Hyperspectral Imaging (HSI), capturing information across hundreds of spectral bands, has revolutionized data analysis in agriculture. Our research focuses on leveraging HSI for agricultural advancements in Colombia. We conduct comprehensive comparative studies on various target detection algorithms applied to hyperspectral imagery, aiming to enhance crop monitoring and management. By evaluating these algorithms in diverse agricultural scenarios, our work contributes to optimizing crop health and yield, particularly in Colombian ecosystems.
The outcome for many cancer patients has substantially improved over the last two decades with the introduction of drugs targeting kinases and other proteins in signaling pathways disrupted in tumor cells. However, almost all tumors eventually develop resistance to these drugs, leading to cancer recurrence.
Our Contribution (Nature, 2017): We developed and applied computational methods to uncover how cancer cells coordinate drug resistance through gene regulatory networks. Using the φ-mixing coefficient algorithm on single-cell data, we discovered that just 4 master regulator genes orchestrate the entire resistance program across 19 genes.
→ Read Full Details of Our Cancer Research Discovery
How exponentially growing cells maintain size homeostasis is a fundamental question. Recent single-cell studies in various organisms have uncovered new mechanisms controlling cell size, despite inherent stochastic behavior. Through statistical analysis of thousands of cell-cycle measurements, we developed a stochastic processes framework. This framework suggests possible molecular mechanisms relevant to not only size homeostasis but also key components in fundamental cell processes.

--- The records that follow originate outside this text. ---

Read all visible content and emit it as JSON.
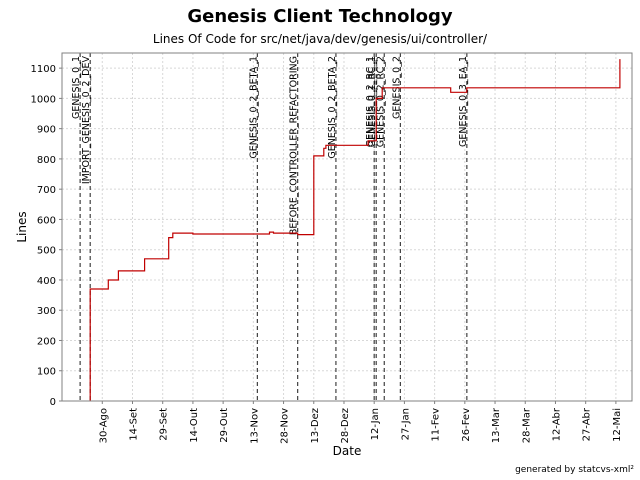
{
  "chart_data": {
    "type": "line",
    "title": "Genesis Client Technology",
    "subtitle": "Lines Of Code for src/net/java/dev/genesis/ui/controller/",
    "xlabel": "Date",
    "ylabel": "Lines",
    "ylim": [
      0,
      1150
    ],
    "y_ticks": [
      0,
      100,
      200,
      300,
      400,
      500,
      600,
      700,
      800,
      900,
      1000,
      1100
    ],
    "x_range": [
      "2004-08-10",
      "2005-05-20"
    ],
    "x_ticks": [
      {
        "date": "2004-08-30",
        "label": "30-Ago"
      },
      {
        "date": "2004-09-14",
        "label": "14-Set"
      },
      {
        "date": "2004-09-29",
        "label": "29-Set"
      },
      {
        "date": "2004-10-14",
        "label": "14-Out"
      },
      {
        "date": "2004-10-29",
        "label": "29-Out"
      },
      {
        "date": "2004-11-13",
        "label": "13-Nov"
      },
      {
        "date": "2004-11-28",
        "label": "28-Nov"
      },
      {
        "date": "2004-12-13",
        "label": "13-Dez"
      },
      {
        "date": "2004-12-28",
        "label": "28-Dez"
      },
      {
        "date": "2005-01-12",
        "label": "12-Jan"
      },
      {
        "date": "2005-01-27",
        "label": "27-Jan"
      },
      {
        "date": "2005-02-11",
        "label": "11-Fev"
      },
      {
        "date": "2005-02-26",
        "label": "26-Fev"
      },
      {
        "date": "2005-03-13",
        "label": "13-Mar"
      },
      {
        "date": "2005-03-28",
        "label": "28-Mar"
      },
      {
        "date": "2005-04-12",
        "label": "12-Abr"
      },
      {
        "date": "2005-04-27",
        "label": "27-Abr"
      },
      {
        "date": "2005-05-12",
        "label": "12-Mai"
      }
    ],
    "grid": true,
    "series": [
      {
        "color": "#c00000",
        "points": [
          {
            "x": "2004-08-24",
            "y": 0
          },
          {
            "x": "2004-08-24",
            "y": 370
          },
          {
            "x": "2004-09-02",
            "y": 370
          },
          {
            "x": "2004-09-02",
            "y": 400
          },
          {
            "x": "2004-09-07",
            "y": 400
          },
          {
            "x": "2004-09-07",
            "y": 430
          },
          {
            "x": "2004-09-20",
            "y": 430
          },
          {
            "x": "2004-09-20",
            "y": 470
          },
          {
            "x": "2004-10-02",
            "y": 470
          },
          {
            "x": "2004-10-02",
            "y": 540
          },
          {
            "x": "2004-10-04",
            "y": 540
          },
          {
            "x": "2004-10-04",
            "y": 555
          },
          {
            "x": "2004-10-14",
            "y": 555
          },
          {
            "x": "2004-10-14",
            "y": 552
          },
          {
            "x": "2004-11-21",
            "y": 552
          },
          {
            "x": "2004-11-21",
            "y": 558
          },
          {
            "x": "2004-11-23",
            "y": 558
          },
          {
            "x": "2004-11-23",
            "y": 555
          },
          {
            "x": "2004-12-05",
            "y": 555
          },
          {
            "x": "2004-12-05",
            "y": 550
          },
          {
            "x": "2004-12-13",
            "y": 550
          },
          {
            "x": "2004-12-13",
            "y": 810
          },
          {
            "x": "2004-12-18",
            "y": 810
          },
          {
            "x": "2004-12-18",
            "y": 835
          },
          {
            "x": "2004-12-19",
            "y": 835
          },
          {
            "x": "2004-12-19",
            "y": 845
          },
          {
            "x": "2005-01-09",
            "y": 845
          },
          {
            "x": "2005-01-09",
            "y": 860
          },
          {
            "x": "2005-01-13",
            "y": 860
          },
          {
            "x": "2005-01-13",
            "y": 1000
          },
          {
            "x": "2005-01-16",
            "y": 1000
          },
          {
            "x": "2005-01-16",
            "y": 1035
          },
          {
            "x": "2005-02-19",
            "y": 1035
          },
          {
            "x": "2005-02-19",
            "y": 1020
          },
          {
            "x": "2005-02-27",
            "y": 1020
          },
          {
            "x": "2005-02-27",
            "y": 1035
          },
          {
            "x": "2005-05-14",
            "y": 1035
          },
          {
            "x": "2005-05-14",
            "y": 1130
          }
        ]
      }
    ],
    "markers": [
      {
        "date": "2004-08-19",
        "label": "GENESIS_0_1"
      },
      {
        "date": "2004-08-24",
        "label": "IMPORT_GENESIS_0_2_DEV"
      },
      {
        "date": "2004-11-15",
        "label": "GENESIS_0_2_BETA_1"
      },
      {
        "date": "2004-12-05",
        "label": "BEFORE_CONTROLLER_REFACTORING"
      },
      {
        "date": "2004-12-24",
        "label": "GENESIS_0_2_BETA_2"
      },
      {
        "date": "2005-01-12",
        "label": "GENESIS_0_2_RC_1"
      },
      {
        "date": "2005-01-13",
        "label": "GENESIS_0_1_RC_1"
      },
      {
        "date": "2005-01-17",
        "label": "GENESIS_0_2_RC_2"
      },
      {
        "date": "2005-01-25",
        "label": "GENESIS_0_2"
      },
      {
        "date": "2005-02-27",
        "label": "GENESIS_0_3_EA_1"
      }
    ],
    "footer": "generated by statcvs-xml²"
  }
}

Transmission of HIV occurs via two mechanisms: the free virus pathway and cell-cell transmission, where infected cells form virological synapses with uninfected cells. HIV replication involves a positive feedback loop controlled by the viral protein Tat, potentially acting as a stochastic switch in determining cell latency. We study a mathematical model of HIV replication incorporating both transmission pathways. Our model demonstrates that the high multiplicity of infection in cell-cell transmission suppresses latent infection, providing an evolutionary benefit to the virus.
Artificial Intelligence (AI) represents a complex computational model, trained with vast amounts of data, capable of making predictions and uncovering patterns in biological and agricultural research. Our work harnesses AI to complement and enhance traditional mathematical and computational models. By integrating AI, we can analyze large datasets more efficiently, providing deeper insights and more accurate predictions. This synergy between AI and traditional modeling techniques allows us to tackle complex problems in biology and agriculture with unprecedented precision and scale. Our research demonstrates how AI can be seamlessly integrated into various studies, from improving crop yields through advanced imaging techniques to understanding disease resistance mechanisms and cellular processes at a molecular level.